5、add_done_callback(fn)    回调函数

3、进程池

The ProcessPoolExecutor class is an Executor subclass that uses a pool of processes to execute calls asynchronously. 
ProcessPoolExecutor uses the multiprocessing module, 
which allows it to side-step the Global Interpreter Lock but also means that only picklable objects can be executed and returned.

class concurrent.futures.ProcessPoolExecutor(max_workers=None, mp_context=None)
An Executor subclass that executes calls asynchronously using a pool of at most max_workers processes. 
If max_workers is None or not given, it will default to the number of processors on the machine.
 If max_workers is lower or equal to 0, then a ValueError will be raised.

from concurrent.futures import ProcessPoolExecutor, ThreadPoolExecutor
import os
import time

def task(name):
    print('%s is running 《pid: %s》' % (name, os.getpid()))
    time.sleep(2)

if __name__ == '__main__':
    # p = Process(target=task, args=('子',))
    # p.start

    pool = ProcessPoolExecutor(4)  # 进程池max_workers：4个
    for i in range(10):     # 总共执行10次，每次4个进程的执行
        pool.submit(task, '子进程%s' % i)

    print('主')

4、线程池

ThreadPoolExecutor is an Executor subclass that uses a pool of threads to execute calls asynchronously.
class concurrent.futures.ThreadPoolExecutor(max_workers=None, thread_name_prefix='')
An Executor subclass that uses a pool of at most max_workers threads to execute calls asynchronously.

Changed in version 3.5: If max_workers is None or not given, 
it will default to the number of processors on the machine, multiplied by 5, 
assuming that ThreadPoolExecutor is often used to overlap I/O instead of CPU work and the number of workers should be higher than the number of workers for ProcessPoolExecutor.

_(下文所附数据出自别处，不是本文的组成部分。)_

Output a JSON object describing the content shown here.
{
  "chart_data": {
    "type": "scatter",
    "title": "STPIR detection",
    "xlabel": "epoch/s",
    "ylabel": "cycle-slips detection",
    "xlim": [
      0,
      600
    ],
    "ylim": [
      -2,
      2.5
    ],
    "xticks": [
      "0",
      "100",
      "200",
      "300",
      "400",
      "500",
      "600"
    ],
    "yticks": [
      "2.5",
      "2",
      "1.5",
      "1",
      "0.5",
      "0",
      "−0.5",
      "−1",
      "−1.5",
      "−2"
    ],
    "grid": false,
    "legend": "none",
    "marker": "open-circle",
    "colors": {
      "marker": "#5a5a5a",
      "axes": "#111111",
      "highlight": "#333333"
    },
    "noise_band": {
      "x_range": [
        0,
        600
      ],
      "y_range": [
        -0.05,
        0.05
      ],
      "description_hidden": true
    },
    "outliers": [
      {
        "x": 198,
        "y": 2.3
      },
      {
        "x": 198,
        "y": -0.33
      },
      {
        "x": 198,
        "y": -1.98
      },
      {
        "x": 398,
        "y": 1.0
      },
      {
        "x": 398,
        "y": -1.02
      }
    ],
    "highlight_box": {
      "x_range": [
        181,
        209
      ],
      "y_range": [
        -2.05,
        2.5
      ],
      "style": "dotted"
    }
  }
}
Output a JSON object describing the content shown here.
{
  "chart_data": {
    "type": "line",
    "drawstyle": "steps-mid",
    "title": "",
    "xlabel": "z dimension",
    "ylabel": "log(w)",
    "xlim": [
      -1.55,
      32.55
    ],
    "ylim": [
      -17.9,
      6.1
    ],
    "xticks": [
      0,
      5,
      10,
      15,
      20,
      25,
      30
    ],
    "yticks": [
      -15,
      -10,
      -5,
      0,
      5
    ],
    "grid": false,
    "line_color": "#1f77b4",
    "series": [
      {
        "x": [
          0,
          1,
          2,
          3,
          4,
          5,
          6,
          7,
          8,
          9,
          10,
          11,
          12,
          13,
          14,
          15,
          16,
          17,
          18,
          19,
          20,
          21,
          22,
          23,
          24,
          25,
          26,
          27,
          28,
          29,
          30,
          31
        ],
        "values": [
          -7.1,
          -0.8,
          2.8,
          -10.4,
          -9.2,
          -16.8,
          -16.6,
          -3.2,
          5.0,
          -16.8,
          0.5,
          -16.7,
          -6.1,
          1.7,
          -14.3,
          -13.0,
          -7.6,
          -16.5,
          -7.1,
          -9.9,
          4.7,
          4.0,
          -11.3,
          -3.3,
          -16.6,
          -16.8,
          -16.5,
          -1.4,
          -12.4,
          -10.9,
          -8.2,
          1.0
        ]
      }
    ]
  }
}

New in version 3.6: The thread_name_prefix argument was added to allow users to control the threading.
Thread names for worker threads created by the pool for easier debugging.

5、map函数：取代了for+submit

from concurrent.futures import ThreadPoolExecutor,ProcessPoolExecutor

import os,time,random
def task(n):
    print('%s is runing' %os.getpid())
    time.sleep(random.randint(1,3))
    return n**2

if __name__ == '__main__':

    executor=ThreadPoolExecutor(max_workers=3)

    # for i in range(11):
    #     future=executor.submit(task,i)

    executor.map(task,range(1,12)) #map取代了for+submit

6、异步调用与回调机制

（1）提交任务的两种方式

# 提交任务的两种方式
# 1、同步调用     提交完任务后，拿到结果，再执行下一行代码，导致程序是串行执行
# 2、异步调用    提交完任务后，不用等待任务执行完毕

（2）同步调用

from concurrent.futures import ThreadPoolExecutor
import time
import random


# 吃饭
def eat(name):
    print('%s is eat' % name)
    time.sleep(random.randint(1,5))
    ret = random.randint(7, 13) * '#'
    return {'name': name, 'ret': ret}


# 称重
def weight(body):
    name = body['name']
    size = len(body['ret'])
    print('%s 现在的体重是%s' %(name, size))


if __name__ == '__main__':
    pool = ThreadPoolExecutor(15)

    rice1 = pool.submit(eat, 'alex').result()   #　取得结果       # 执行函数eat
    weight(rice1)                                               # 执行函数weight

    rice2 = pool.submit(eat, 'jack').result()   
    weight(rice2)

    rice3 = pool.submit(eat, 'tom').result()    
    weight(rice3)




（2）同步调用2

　　（3）回调函数

　　（4）是钩子函数？

钩子函数是Windows消息处理机制的一部分，通过设置“钩子”，应用程序可以在系统级对所有消息、事件进行过滤，访问在正常情况下无法访问的消息。钩子的本质是一段用以处理系统消息的程序，通过系统调用，把它挂入系统 --- 百度百科的定义

对于前端来说，钩子函数就是指再所有函数执行前，我先执行了的函数，即 钩住 我感兴趣的函数，只要它执行，我就先执行。此概念（或者说现象）跟AOP（面向切面编程）很像

7.线程池爬虫应用

（1）requests模块

import requests

# 输入网址，得到网址的源代码

response = requests.get('http://www.cnblogs.com/venicid/p/8923096.html')
print(response)    # 输出<Response [200]>
print(response.text)    # 以文本格式输出

（2）线程池爬虫

import requests
import time
from concurrent.futures import ThreadPoolExecutor


# 输入网址，得到网址的源代码
def get_code(url):
    print('GET ', url)
    response = requests.get(url)
    time.sleep(3)
    code = response.text
    return {'url': url, 'code': code}


# 打印源代码的长度
def print_len(ret):
    ret = ret.result()
    url = ret['url']
    code_len = len(ret['code'])
    print('%s length is %s' % (url, code_len))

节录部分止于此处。